C'est d'abord un texte écrit pour un "seule-en-scène". D'où son oralité travaillée qui fonctionne très bien et rend sa lecture facile. C'est aussi une oeuvre didactique, sans trop de pédanterie, mais avec beaucoup d'humour, ce qui, là aussi, aide à tourner les pages.
Alice Zeniter y dit deux choses : primo, il y en a marre de cette trame narrative héritée d'une société patriarcale où un mec-qui-fait-des trucs occupe le devant de la scène et jamais une femme ; secundo, par quoi remplacer cette trame narrative, ben là, c'est plus compliqué et elle ne sait pas vraiment, ce qui a le mérite de la franchise.
Si vous avez envie de vous cultiver à bon compte en riant un peu, n'hésitez pas. Vous apprendrez ce qu'est le schéma narratif habituellement utilisé dans les oeuvres de fiction depuis
Aristote et sa
Poétique, vous aurez droit à un rappel de sémiotique saussurienne, et vous vous délecterez de nombreuses références grand public qui vous permettront de tout bien comprendre.
Si vous pensez qu'Alice a du talent, mais qu'elle n'est pas honnête-honnête, un peu autocentrée et très dans son époque, genre "je déteste pas les hommes, mais ils ont suffisamment pris leur pied depuis les chasseurs-cueilleurs, alors s'ils pouvaient s'invisibiliser un peu pour que j'existe... euh, pardon, pour que nous les femmes nous existions..." eh bien, passez votre chemin et lisez plutôt
L'Art de perdre, le roman qui l'a fait connaître.
Ne vous inquiétez pas, j'argumente. Une phrase comme "Parce que je n'en peux plus des récits de chasseurs, des récits d'hommes remarquables qui font des trucs, des récits répétés en boucle des dominants, des récits triangulaires, des récits qui invisibilisent" peut vous interroger sur le type de littérature qu'Alice lit. Vraiment, la littérature francophone depuis le Nouveau roman, ce sont ces récits-là ? Très franchement, le mec-qui-fait-des-trucs, même remarquables, ne tient plus la corde depuis les années 50 et l'un des reproches adressé à la littérature hexagonale des années 90-2000 a été la disparition du récit classique - le fameux schéma narratif d'
Aristote - au profit d'une littérature auto-centrée, souvent de non-fiction, du genre "moi et mes émois". Sérieusement Alice, depuis
Clément Marot et
Maurice Scève, que tu cites comme suppôts d'une littérature patriarcale, ce qui n'est pas difficile, vu que le premier écrit à la fin du Moyen-Âge et le second pendant la Renaissance - là t'es franchement déloyale, même si c'est pour les besoins de la cause -, on a fait un peu de chemin, non, tu crois pas ? le XIXème siècle, c'était hier, pas aujourd'hui.
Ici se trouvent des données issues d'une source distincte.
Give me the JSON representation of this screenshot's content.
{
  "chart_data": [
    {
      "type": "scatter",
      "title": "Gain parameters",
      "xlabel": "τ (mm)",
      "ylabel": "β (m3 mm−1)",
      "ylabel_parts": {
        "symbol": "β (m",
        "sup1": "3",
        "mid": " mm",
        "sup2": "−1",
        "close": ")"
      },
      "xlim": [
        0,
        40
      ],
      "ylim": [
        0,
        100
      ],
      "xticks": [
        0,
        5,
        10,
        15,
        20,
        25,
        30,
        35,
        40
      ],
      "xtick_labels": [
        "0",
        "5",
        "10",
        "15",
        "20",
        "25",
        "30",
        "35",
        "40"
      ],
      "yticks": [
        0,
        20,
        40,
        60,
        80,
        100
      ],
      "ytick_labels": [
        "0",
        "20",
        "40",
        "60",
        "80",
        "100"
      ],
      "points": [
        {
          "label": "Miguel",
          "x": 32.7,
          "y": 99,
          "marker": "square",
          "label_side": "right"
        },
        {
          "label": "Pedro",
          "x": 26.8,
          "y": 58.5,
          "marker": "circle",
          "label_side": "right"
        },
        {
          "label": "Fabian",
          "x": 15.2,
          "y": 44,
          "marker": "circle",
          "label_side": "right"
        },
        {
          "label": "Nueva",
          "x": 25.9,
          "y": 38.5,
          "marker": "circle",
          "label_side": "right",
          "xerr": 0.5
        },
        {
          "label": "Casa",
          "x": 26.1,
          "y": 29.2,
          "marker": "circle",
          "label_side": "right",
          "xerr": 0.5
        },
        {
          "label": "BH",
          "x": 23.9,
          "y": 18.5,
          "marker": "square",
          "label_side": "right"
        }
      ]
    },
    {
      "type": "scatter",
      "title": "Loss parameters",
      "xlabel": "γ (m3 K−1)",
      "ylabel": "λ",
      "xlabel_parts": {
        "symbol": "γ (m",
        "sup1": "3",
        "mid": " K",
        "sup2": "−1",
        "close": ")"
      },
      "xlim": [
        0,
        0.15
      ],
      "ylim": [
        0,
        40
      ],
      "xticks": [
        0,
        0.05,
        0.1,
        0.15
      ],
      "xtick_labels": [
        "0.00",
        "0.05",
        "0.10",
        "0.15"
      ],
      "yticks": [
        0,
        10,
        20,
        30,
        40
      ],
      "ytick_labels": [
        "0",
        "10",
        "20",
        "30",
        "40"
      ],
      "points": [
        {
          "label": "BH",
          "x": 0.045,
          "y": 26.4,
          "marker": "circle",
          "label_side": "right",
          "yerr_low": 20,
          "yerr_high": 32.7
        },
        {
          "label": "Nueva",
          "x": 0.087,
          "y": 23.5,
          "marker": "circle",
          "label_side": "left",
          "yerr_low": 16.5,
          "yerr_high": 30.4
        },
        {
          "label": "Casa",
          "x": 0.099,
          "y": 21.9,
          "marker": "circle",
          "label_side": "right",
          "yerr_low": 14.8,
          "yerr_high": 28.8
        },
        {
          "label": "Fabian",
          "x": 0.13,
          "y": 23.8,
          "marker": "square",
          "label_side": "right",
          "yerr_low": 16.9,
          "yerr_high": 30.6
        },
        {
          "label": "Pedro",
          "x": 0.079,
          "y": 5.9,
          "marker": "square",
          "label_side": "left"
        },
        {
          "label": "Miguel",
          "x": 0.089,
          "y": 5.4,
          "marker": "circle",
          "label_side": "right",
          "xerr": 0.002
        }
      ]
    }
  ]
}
Par ailleurs, quand tu écris "J'estime qu'en gros, il est temps que les hommes ferment leur gueule", qui n'est pas de toi, mais que tu t'appropries, ben, t'es un peu décevante : remplacer la domination masculine par une autre domination où l'on sent légèrement pointer le ressentiment, c'est pas joli-joli, Alice. Mais, c'est très tendance, je te l'accorde.
Enfin, quand tu décris le désappointement qui était le tien à l'adolescence de ne pas ressembler au modèle de la femme idéale, parce que tu étais trop grande et que tu avais de grosses chevilles, bref que tu n'avais pas le
physique de poupée de porcelaine érigé en absolu par les auteurs du XIXème siècle, excuse-moi, mais j'imagine que pas mal de garçons, au genre fluide ou pas, ont dû souffrir de ne pas correspondre aux canons de beauté ou de courage du mec-qui-fait-des-trucs-remarquables vanté par
Balzac and Co. Mais bon, comme il s'agit d'abord de toi et d'un "seule-en-scène", je comprends cet épanchement de soi.
Si on laisse de côté ta vision militante de la littérature, "donner la parole à des personnes silenciées, publier des récits qui ont été étouffés ou n'ont pas eu la place de se former", écris-tu, il y a un point qui est juste, mais où tu sèches, comme je pense beaucoup d'entre nous : si nous sommes conscients des schémas inégalitaires que la littérature nous a légués et si nous voulons les faire évoluer dans un sens plus conforme à nos valeurs d'aujourd'hui, que pouvons-nous proposer ? Alors, stp, prochain "seule-en-scène", voire "deux-en-scène-avec-un-éventuel-mec-qui-fait-des-trucs" uniquement pour des raisons d'inclusivité, sur ce sujet, parce que ce sera drôle et essentiel, sans être essentialiste. Stp, Alice une histoire à venir pour nous tous et toutes. Ou toutes et tous, c'est comme tu veux.